Csaba Okrona, Head of Engineering at EGYM, has named something a lot of engineering leaders are feeling but can't quite articulate: verification debt. It's the gap between how fast AI can generate code and how fast humans can actually validate that code. "Every time someone approves a diff they haven't fully understood, they're borrowing against the future," Okrona writes, citing a concept from Lars Janssen. The problem is sneaky because everything looks fine. Tests pass. PRs look clean. Six months later, you realize you built exactly what the spec said, not what users needed.
One team shipped a payment flow rewrite that passed every test. Three weeks in, they found it was silently failing for customers with non-Latin characters in their addresses. The AI did exactly what the prompt asked. The prompt was wrong. Nobody caught it because the reviewer was twelve PRs deep and skimming.
The math is uncomfortable. If AI makes every engineer 50% more productive, you get more pull requests, more documentation, more design proposals. Someone still has to review all of it. When everyone on the team is generating more output, review becomes the constraint. The bottleneck moved upstream to the parts of the job that are irreducibly human: deciding what to build and making judgment calls about risk. This is the essence of the debate raised in Bram Cohen on Vibe Coding: You're Just Abdicating.

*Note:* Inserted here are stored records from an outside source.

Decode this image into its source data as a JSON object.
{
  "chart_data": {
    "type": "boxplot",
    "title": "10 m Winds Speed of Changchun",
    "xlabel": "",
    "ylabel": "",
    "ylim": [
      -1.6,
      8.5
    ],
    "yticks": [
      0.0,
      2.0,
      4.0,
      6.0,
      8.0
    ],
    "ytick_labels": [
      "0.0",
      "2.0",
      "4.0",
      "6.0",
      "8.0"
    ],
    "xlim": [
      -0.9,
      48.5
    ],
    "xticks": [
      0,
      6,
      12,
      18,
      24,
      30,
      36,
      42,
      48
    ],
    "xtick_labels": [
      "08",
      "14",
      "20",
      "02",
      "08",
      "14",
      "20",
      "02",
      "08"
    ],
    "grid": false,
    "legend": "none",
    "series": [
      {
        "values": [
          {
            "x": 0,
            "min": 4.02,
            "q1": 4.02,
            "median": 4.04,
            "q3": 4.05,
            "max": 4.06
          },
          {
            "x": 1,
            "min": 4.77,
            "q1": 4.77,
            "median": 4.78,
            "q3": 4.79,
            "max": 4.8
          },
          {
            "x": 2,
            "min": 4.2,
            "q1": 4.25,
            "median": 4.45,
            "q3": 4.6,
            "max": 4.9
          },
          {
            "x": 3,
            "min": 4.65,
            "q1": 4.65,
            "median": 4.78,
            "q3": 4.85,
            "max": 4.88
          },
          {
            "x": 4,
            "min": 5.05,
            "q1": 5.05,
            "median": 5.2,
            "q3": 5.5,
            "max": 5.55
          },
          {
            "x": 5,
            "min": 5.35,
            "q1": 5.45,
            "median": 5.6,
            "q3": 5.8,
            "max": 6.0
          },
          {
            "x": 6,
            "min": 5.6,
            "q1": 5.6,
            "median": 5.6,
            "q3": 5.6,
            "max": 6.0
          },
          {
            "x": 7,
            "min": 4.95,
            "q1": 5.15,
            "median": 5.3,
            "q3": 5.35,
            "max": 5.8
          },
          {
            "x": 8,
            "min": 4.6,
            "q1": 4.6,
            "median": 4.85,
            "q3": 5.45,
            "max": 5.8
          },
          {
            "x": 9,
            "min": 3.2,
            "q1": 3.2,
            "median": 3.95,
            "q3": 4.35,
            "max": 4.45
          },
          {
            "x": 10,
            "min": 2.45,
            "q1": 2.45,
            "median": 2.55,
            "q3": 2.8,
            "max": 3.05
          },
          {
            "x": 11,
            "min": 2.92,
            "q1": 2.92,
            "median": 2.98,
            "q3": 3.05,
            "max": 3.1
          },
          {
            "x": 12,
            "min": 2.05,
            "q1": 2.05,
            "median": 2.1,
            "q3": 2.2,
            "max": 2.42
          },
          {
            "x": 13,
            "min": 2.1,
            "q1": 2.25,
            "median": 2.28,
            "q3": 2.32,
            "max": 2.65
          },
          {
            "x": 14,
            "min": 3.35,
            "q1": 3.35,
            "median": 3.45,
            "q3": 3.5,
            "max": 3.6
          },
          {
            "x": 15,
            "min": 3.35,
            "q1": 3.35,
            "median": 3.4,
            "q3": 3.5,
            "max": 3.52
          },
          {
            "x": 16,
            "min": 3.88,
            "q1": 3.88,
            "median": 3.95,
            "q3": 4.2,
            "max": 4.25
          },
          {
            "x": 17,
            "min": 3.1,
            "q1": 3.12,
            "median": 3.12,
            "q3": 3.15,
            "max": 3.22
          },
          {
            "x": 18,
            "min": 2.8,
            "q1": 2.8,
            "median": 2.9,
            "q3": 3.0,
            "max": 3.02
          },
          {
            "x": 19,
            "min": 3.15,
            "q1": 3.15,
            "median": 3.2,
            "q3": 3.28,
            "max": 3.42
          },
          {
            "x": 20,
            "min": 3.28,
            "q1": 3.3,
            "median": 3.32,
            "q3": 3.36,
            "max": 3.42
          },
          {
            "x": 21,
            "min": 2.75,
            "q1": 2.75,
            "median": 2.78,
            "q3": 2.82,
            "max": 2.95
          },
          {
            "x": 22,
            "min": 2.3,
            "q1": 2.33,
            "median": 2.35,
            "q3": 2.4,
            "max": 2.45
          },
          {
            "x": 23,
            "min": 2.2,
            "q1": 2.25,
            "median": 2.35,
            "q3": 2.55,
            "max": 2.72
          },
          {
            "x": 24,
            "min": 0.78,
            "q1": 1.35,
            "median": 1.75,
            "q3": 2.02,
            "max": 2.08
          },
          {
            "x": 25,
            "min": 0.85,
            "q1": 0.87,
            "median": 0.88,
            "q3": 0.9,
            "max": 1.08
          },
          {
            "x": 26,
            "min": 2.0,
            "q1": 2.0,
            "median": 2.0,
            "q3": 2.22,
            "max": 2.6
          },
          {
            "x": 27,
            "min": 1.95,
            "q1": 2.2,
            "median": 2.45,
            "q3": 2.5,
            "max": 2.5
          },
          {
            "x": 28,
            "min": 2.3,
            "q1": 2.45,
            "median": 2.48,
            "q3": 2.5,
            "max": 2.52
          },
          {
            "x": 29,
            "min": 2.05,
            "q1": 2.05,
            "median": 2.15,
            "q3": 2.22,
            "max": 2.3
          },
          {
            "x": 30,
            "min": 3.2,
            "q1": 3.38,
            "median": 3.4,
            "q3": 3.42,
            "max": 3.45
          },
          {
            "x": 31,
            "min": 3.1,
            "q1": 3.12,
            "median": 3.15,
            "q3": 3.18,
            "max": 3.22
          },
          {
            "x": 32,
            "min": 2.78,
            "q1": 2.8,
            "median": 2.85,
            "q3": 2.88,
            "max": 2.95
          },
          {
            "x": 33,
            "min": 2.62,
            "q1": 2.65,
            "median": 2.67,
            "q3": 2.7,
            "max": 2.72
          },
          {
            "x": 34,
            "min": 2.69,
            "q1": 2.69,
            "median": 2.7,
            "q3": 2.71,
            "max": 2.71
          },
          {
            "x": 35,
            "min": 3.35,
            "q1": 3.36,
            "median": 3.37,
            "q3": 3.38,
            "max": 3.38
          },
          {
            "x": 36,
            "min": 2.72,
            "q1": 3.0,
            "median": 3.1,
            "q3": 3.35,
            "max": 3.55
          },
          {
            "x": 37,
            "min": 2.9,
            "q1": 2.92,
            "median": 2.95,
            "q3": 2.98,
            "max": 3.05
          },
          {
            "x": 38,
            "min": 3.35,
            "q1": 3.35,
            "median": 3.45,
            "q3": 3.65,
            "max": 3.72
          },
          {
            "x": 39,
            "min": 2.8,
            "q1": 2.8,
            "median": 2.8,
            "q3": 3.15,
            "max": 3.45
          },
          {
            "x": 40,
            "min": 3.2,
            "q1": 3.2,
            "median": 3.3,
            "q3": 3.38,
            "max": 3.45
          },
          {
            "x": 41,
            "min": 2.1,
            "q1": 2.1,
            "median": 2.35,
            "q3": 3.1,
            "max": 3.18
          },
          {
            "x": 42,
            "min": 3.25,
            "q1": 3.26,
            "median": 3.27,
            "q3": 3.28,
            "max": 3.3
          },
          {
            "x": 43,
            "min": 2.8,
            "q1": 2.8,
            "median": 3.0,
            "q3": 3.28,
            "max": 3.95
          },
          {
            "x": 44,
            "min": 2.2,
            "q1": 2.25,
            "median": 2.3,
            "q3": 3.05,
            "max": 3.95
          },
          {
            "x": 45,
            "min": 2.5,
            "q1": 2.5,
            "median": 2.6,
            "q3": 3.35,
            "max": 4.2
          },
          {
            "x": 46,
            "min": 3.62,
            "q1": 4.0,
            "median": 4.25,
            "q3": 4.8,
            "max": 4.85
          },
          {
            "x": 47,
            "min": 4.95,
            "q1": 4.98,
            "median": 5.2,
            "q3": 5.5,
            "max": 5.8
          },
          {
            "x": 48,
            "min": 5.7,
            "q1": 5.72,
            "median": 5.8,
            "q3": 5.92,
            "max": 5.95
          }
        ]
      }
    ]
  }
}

Okrona's advice is blunt: stop measuring AI impact through output metrics. PRs per engineer and velocity will go up. They should. Watch review latency and defect escape rate instead. Look for incidents that trace back to shipping something that looked fine but wasn't. Build review capacity explicitly, because it doesn't scale with generation capacity. And create space for engineers to admit they don't fully understand what a piece of code does. That admission is worth more than a fast approval.
The cognitive load hasn't shrunk. It shifted toward synthesis and judgment. As Okrona puts it, "Most of my day is asking agents questions and then validating their answers. It sounds efficient. In practice it's a different kind of exhausting." The skill isn't writing code anymore. It's understanding what code should do and verifying that it actually does it. And right now most teams are running that verification on fumes. Messy code costs more when AI agents do the reading.